# commercial threads?



## dellzeqq (15 Oct 2009)

http://www.cyclechat.co.uk/forums/showthread.php?t=45884

would appear to be one such. If Shaun is gleaning funds from carrying this thread, all well and good (just go easy on the Havanas), but should it not be tagged as an advertisement?


----------



## Shaun (15 Oct 2009)

I approved it as I thought it might be of interest to some CC'ers.

Equally, I created the new forum as a holding place for similar Ads for charity rides etc. because I am being approched more often to post announcements about rides, and as some members might like to go on them I don't see the harm in advertising them in that sectioned-off part of the forums.

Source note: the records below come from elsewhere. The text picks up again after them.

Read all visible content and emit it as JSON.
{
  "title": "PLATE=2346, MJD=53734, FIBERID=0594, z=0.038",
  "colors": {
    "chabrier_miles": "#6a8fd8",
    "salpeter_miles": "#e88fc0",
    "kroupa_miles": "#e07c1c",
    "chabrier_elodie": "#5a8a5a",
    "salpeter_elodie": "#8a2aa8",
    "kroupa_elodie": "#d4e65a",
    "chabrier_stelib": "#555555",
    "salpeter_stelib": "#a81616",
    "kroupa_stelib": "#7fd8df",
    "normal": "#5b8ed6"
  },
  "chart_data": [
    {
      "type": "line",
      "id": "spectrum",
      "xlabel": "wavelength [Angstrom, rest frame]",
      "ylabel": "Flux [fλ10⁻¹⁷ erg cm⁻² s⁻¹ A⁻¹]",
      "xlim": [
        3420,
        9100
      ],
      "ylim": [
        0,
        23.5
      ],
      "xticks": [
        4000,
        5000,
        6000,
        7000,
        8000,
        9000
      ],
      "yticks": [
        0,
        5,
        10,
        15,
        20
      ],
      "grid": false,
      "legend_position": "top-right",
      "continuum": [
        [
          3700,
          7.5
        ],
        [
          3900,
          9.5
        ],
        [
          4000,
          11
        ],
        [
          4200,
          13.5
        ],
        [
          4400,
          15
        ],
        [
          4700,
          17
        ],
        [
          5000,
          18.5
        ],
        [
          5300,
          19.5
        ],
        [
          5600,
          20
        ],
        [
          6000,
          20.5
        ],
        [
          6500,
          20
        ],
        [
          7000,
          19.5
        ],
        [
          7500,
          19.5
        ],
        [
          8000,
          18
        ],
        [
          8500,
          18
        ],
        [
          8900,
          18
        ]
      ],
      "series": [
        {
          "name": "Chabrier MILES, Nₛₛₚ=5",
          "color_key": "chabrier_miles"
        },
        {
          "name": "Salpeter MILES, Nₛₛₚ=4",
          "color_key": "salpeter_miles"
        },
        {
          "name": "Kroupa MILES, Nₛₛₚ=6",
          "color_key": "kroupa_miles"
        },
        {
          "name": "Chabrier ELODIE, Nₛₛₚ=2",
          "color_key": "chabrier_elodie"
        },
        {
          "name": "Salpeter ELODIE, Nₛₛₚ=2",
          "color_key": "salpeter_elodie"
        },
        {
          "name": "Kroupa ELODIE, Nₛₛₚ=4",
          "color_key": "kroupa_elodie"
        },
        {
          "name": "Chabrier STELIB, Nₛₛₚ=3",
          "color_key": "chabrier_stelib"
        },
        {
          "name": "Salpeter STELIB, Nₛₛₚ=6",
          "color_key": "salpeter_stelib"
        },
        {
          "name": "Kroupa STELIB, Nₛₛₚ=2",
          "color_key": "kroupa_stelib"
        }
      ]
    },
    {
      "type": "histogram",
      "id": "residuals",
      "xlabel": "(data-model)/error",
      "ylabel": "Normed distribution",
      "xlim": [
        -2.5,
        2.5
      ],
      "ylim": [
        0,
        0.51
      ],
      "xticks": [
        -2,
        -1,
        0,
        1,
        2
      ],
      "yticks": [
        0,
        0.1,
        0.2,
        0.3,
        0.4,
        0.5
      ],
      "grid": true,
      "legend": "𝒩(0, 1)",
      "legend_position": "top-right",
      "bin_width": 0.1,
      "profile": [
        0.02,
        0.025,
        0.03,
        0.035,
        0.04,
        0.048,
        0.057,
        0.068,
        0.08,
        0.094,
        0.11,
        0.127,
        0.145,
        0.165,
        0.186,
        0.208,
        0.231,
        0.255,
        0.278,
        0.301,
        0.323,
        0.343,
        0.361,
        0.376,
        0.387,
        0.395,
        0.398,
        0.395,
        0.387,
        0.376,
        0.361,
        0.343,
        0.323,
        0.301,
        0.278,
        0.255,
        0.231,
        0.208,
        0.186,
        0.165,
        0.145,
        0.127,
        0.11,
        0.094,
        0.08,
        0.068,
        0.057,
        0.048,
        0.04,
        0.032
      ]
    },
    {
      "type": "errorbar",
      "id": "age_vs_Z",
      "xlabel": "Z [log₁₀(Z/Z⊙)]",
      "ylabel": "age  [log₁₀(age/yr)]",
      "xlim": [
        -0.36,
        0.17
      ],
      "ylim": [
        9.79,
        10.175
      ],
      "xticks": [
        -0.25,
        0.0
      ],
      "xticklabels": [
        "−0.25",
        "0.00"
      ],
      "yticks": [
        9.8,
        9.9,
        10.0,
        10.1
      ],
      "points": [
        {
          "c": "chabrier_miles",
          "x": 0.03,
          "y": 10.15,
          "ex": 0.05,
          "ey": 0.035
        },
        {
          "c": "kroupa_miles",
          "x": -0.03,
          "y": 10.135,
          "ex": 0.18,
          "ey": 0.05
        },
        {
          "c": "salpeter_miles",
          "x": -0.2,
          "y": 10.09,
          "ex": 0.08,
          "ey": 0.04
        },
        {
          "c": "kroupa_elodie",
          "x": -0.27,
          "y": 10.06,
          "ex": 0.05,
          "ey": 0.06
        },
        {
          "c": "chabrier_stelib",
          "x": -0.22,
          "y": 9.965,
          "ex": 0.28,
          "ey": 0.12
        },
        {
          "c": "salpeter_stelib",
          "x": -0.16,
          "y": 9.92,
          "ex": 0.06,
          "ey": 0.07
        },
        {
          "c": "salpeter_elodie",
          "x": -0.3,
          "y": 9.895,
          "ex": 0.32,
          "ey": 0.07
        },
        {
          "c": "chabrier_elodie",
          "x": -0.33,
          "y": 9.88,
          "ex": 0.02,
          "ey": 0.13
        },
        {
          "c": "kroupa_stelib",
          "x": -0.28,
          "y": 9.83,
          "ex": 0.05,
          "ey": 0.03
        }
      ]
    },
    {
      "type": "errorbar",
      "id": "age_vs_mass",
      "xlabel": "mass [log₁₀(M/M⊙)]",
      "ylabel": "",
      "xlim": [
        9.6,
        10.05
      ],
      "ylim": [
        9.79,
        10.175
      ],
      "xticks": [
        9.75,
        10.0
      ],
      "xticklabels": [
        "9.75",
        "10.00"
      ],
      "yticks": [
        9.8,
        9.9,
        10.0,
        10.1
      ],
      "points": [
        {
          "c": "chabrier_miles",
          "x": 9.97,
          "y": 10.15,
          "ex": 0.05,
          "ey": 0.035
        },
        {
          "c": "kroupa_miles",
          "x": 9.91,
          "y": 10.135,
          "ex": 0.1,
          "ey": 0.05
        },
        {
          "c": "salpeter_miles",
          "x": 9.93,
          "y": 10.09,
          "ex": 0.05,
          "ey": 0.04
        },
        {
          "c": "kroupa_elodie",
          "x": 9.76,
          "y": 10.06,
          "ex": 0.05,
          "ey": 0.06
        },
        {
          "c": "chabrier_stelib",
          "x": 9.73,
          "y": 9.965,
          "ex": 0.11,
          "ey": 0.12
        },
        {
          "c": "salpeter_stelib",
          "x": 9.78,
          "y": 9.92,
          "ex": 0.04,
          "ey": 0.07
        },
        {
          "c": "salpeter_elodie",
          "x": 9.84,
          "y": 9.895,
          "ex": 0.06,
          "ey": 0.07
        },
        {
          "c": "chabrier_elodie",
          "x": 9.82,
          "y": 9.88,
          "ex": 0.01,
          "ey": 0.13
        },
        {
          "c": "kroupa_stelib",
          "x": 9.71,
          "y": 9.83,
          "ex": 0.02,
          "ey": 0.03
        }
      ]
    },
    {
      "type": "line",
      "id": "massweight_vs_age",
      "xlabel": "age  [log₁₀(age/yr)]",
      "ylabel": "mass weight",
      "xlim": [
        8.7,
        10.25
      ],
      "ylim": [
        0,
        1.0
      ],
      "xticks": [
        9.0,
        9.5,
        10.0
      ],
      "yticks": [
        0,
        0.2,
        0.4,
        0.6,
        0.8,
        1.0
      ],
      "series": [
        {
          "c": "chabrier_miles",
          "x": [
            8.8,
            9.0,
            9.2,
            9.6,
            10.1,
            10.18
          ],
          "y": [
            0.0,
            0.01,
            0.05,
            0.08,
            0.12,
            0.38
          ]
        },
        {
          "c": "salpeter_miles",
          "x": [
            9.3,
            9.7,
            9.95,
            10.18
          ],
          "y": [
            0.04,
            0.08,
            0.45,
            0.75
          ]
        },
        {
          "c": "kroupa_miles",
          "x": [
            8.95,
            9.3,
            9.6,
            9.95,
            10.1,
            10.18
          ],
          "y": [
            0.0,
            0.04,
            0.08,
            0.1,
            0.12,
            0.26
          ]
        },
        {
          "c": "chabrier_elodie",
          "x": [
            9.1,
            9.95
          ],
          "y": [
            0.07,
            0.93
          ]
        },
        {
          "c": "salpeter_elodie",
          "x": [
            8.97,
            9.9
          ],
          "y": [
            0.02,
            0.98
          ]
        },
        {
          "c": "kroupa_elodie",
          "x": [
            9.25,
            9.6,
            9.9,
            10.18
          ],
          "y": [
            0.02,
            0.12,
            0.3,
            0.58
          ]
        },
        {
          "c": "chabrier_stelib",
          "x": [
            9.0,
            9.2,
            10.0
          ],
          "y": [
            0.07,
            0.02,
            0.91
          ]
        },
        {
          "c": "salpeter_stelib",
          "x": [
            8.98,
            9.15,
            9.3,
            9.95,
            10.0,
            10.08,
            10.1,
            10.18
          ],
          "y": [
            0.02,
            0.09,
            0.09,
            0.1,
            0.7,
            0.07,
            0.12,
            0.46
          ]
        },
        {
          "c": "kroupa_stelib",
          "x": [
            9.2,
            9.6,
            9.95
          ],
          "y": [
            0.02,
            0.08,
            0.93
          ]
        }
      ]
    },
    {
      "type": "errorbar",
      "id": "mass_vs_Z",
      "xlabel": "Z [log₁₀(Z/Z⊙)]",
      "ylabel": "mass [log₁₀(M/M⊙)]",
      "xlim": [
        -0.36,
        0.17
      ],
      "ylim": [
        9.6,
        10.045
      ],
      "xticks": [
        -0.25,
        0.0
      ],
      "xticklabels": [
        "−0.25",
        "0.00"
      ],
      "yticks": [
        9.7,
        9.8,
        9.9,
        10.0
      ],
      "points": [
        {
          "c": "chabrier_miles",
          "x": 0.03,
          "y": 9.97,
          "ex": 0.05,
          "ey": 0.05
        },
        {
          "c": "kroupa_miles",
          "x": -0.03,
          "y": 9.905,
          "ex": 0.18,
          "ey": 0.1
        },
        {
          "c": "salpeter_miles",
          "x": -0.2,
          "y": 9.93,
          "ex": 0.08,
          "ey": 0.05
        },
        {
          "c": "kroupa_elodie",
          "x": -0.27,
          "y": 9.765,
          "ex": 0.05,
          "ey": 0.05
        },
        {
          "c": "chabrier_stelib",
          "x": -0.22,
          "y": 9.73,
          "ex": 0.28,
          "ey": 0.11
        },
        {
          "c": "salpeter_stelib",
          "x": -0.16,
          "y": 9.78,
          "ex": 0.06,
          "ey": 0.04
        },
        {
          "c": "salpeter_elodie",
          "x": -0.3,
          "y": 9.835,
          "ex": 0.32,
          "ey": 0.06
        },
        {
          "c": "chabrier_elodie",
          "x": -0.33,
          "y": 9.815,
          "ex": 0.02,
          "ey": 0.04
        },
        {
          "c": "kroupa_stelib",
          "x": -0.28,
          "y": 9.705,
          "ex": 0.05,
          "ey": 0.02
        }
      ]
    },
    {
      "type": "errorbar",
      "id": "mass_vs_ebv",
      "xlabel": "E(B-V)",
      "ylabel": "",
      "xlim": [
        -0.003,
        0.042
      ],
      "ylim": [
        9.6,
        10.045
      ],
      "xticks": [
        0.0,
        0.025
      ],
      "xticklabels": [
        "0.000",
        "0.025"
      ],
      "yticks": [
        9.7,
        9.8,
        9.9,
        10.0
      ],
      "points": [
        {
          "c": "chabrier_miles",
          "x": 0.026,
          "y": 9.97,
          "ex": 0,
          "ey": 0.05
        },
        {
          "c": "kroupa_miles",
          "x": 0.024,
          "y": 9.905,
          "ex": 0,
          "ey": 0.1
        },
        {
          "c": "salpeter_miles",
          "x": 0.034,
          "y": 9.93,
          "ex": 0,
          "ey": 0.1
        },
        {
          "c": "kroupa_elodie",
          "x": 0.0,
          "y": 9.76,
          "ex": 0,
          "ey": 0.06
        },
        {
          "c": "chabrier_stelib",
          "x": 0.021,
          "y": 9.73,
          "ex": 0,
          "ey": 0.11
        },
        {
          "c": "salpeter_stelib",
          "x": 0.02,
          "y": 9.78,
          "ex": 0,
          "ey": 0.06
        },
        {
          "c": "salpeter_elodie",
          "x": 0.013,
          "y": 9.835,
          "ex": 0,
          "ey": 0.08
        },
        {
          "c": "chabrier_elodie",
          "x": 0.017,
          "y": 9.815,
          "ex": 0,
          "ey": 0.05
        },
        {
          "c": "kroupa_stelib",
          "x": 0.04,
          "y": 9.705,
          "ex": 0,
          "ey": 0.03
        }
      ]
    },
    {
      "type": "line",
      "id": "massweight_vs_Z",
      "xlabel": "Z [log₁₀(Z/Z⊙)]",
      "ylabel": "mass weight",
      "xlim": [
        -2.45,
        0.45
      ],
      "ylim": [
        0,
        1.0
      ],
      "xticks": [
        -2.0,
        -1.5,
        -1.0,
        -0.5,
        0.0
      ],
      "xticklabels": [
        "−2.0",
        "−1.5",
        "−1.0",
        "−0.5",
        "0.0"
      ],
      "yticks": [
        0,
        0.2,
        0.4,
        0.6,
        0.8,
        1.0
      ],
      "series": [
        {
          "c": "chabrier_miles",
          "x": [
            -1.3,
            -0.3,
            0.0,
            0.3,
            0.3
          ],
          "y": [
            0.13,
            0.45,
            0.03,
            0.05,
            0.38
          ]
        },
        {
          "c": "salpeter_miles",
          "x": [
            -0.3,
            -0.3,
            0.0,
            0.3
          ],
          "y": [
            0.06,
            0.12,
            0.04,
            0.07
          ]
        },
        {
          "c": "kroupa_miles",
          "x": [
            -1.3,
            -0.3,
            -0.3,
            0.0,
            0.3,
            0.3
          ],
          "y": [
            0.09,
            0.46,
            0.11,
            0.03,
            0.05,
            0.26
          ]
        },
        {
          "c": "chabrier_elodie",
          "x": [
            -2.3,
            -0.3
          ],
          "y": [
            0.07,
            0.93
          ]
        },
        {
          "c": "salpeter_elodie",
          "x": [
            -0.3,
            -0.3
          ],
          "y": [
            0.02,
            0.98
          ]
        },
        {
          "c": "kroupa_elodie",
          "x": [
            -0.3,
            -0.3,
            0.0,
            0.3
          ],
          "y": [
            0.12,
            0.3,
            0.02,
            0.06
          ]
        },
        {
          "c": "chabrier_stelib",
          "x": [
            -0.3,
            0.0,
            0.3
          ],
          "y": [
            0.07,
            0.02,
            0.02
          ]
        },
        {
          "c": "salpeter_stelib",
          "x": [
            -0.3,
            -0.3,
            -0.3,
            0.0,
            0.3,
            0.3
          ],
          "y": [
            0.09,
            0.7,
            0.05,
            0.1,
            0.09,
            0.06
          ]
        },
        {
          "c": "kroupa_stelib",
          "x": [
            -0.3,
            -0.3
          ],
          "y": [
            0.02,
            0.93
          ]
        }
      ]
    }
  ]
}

It's a "for now" sort of situation.

Eventually I hope to get a proper Rides section set-up where advertisers can pay to promote their rides (_a nominal fee_), and at the same time top-up the CC coffers a little bit. 

Cheers,
Shaun


----------



## dellzeqq (19 Oct 2009)

fair enough, but I think this ride is a straightforward moneymaking exercise, and I'm concerned about their insurance cover. Would you mind if I asked some questions?


----------



## Shaun (19 Oct 2009)

dellzeqq said:


> fair enough, but I think this ride is a straightforward moneymaking exercise, and I'm concerned about their insurance cover. Would you mind if I asked some questions?



Not at all.

I assumed the entry fee was to cover the ride organiser's costs - if it's a profit making enterprise then I'll ask for a CC rider discount ...


----------